Filler: Long Island's different style of racism
The idea that the Ku Klux Klan could attract members by distributing pamphlets recently in Hampton Bays reveals the group's ignorance about our region. With Labor Day approaching, no one out East will be doing anything that requires white robes for months.
But seriously, what was the KKK doing recruiting anywhere on Long Island? Burning crosses and bedsheets are not how we do racism and xenophobia here. We hate classier than that.
Since July 25, police say, at least four Hampton Bays residents have complained of receiving KKK pamphlets on their driveways or wedged in their mailboxes. Many more mentioned getting them but took no action. According to Mark Potok, who tracks hate groups for the Montgomery, Alabama-based Southern Poverty Law Center, the pamphleting has been going on in at least seven states since spring, but isn't widespread or effective because, well, the KKK is kind of a joke, now.
It hasn't always been. In the mid-1920s the KKK had 4 million members, and it was responsible for some of the worst racial violence of the 1960s. But today, Potok said the KKK probably has 4,000 to 6,000 members nationally. And while fringe groups and militias have grown tremendously since the election of President Barack Obama and intensified on the immigration issue, the Klan has been eaten up by infighting and ineffective leadership.
"The truth is that the rest of the 'radical right,' groups like the neo-Nazis, look down on the KKK," he said. "They're considered sort of the trailer park rednecks of the movement, less educated and sophisticated than other elements."
As a Jew and a person with an IQ greater than that of ceramic tile, I don't generally have sympathy for the KKK, but, wow. If you're white, Protestant, and full of hatred for black people, brown people and Jews, and the other "Mein Kampf" readers, goose-steppers and skinheads think you're too trashy to hang with, that's got to sting like kosher salt on a new swastika tattoo.
The leader of the KKK's Loyal White Knights has said Hampton Bays is home to a chapter. Still, this group does not present the type of racism on Long Island that worries me.
Here, the damaging racism comes from people who may not even recognize their feelings as hatred, or their actions as prejudiced. It comes from the landlord who will not rent an apartment to black or Hispanic people because there's no sense in making the neighbors mad -- particularly when the accessory apartment isn't legal. I hear some residents in Stony Brook are even upset at the Asian college students who've moved in. What complaints are normally leveled against Asian students? Studying too loud? Making residents' children look bad with their polite behavior?

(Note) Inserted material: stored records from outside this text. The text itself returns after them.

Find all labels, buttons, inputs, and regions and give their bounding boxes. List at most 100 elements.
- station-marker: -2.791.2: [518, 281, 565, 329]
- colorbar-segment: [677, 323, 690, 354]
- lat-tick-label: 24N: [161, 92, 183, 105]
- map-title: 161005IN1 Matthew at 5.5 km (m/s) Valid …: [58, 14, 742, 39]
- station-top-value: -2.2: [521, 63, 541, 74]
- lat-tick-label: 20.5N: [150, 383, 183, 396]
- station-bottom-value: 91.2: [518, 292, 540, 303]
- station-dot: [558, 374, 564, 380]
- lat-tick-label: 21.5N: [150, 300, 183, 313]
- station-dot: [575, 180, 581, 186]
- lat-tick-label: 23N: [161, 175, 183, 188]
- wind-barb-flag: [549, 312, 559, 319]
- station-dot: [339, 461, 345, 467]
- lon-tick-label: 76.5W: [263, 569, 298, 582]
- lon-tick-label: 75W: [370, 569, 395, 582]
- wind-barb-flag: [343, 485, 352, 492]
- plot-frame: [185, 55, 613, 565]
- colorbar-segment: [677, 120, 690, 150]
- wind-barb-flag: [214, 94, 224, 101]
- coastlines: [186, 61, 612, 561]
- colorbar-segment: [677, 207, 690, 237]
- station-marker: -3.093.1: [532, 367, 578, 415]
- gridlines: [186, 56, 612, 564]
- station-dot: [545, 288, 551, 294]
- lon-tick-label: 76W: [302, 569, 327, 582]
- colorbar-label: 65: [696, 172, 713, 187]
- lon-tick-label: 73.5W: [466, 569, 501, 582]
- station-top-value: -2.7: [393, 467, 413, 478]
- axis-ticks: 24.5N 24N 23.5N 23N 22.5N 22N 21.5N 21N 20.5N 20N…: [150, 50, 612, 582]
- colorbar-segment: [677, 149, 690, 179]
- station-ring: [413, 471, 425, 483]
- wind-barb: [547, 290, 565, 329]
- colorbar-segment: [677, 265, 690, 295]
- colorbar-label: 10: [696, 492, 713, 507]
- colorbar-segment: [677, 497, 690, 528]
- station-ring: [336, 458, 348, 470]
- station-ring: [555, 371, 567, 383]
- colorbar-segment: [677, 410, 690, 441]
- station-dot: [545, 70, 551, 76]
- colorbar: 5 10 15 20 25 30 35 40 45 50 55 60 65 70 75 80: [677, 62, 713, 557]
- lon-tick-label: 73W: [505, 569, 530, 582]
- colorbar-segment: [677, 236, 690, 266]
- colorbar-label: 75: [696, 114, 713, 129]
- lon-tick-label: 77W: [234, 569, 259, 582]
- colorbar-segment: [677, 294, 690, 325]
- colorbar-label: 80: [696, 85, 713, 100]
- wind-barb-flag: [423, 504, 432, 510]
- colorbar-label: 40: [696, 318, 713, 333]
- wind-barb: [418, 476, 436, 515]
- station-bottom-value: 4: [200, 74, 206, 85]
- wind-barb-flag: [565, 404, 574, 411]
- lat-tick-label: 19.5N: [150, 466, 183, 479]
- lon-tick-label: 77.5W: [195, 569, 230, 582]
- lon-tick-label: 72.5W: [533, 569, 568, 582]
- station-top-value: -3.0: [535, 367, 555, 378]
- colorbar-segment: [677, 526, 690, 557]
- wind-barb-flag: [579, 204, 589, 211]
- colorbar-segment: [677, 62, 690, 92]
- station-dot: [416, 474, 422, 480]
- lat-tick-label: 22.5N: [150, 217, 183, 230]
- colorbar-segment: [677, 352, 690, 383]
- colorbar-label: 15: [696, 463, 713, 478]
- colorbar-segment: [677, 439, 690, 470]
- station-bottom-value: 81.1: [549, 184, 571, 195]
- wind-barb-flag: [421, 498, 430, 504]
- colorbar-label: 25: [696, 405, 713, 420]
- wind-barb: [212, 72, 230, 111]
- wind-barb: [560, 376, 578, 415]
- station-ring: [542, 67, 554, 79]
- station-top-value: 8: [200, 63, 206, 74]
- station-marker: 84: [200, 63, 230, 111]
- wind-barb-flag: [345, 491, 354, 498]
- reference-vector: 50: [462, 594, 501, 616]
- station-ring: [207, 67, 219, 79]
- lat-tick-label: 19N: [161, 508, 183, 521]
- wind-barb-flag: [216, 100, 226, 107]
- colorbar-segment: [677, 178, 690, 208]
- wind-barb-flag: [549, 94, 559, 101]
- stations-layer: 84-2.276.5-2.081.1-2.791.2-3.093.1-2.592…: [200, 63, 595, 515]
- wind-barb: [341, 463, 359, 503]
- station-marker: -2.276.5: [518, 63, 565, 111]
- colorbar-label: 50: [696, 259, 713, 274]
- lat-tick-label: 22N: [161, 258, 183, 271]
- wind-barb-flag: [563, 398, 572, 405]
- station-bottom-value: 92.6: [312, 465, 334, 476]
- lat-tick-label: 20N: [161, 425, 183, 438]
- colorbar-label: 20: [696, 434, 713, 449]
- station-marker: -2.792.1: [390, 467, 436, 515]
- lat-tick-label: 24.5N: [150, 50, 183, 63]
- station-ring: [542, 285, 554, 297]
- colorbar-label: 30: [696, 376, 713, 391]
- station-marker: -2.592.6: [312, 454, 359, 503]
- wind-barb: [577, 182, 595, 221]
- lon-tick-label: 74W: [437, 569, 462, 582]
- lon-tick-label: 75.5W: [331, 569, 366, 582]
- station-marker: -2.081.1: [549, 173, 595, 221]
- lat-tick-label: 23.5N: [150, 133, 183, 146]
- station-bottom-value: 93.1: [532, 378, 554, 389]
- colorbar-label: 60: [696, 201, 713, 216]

On Long Island, the damaging racism is in code: We cannot build apartment complexes or affordable housing because "we'll turn into the sixth borough" or "they won't have ties to the community" or "it will bring down our schools."
On Long Island, the damaging racism can be couched in fears for the community. We can't give temporary shelter to children who are immigrant refugees in Bethpage or Commack because they might be gang members. We're not anti-Hispanic, just anti-marauding.
On Long Island, the damaging racism comes out when a cop harasses or robs or beats a person of color and the community says nothing, or reflexively takes the side of the cop.
Studies say Nassau and Suffolk counties combine to create the most segregated suburban community in the United States, but we don't have to worry about the KKK here. Long Island will reject the KKK not because its members are racists but because they're clumsy amateurs at racism compared to many Long Islanders.
Lane Filler is a member of the Newsday editorial board.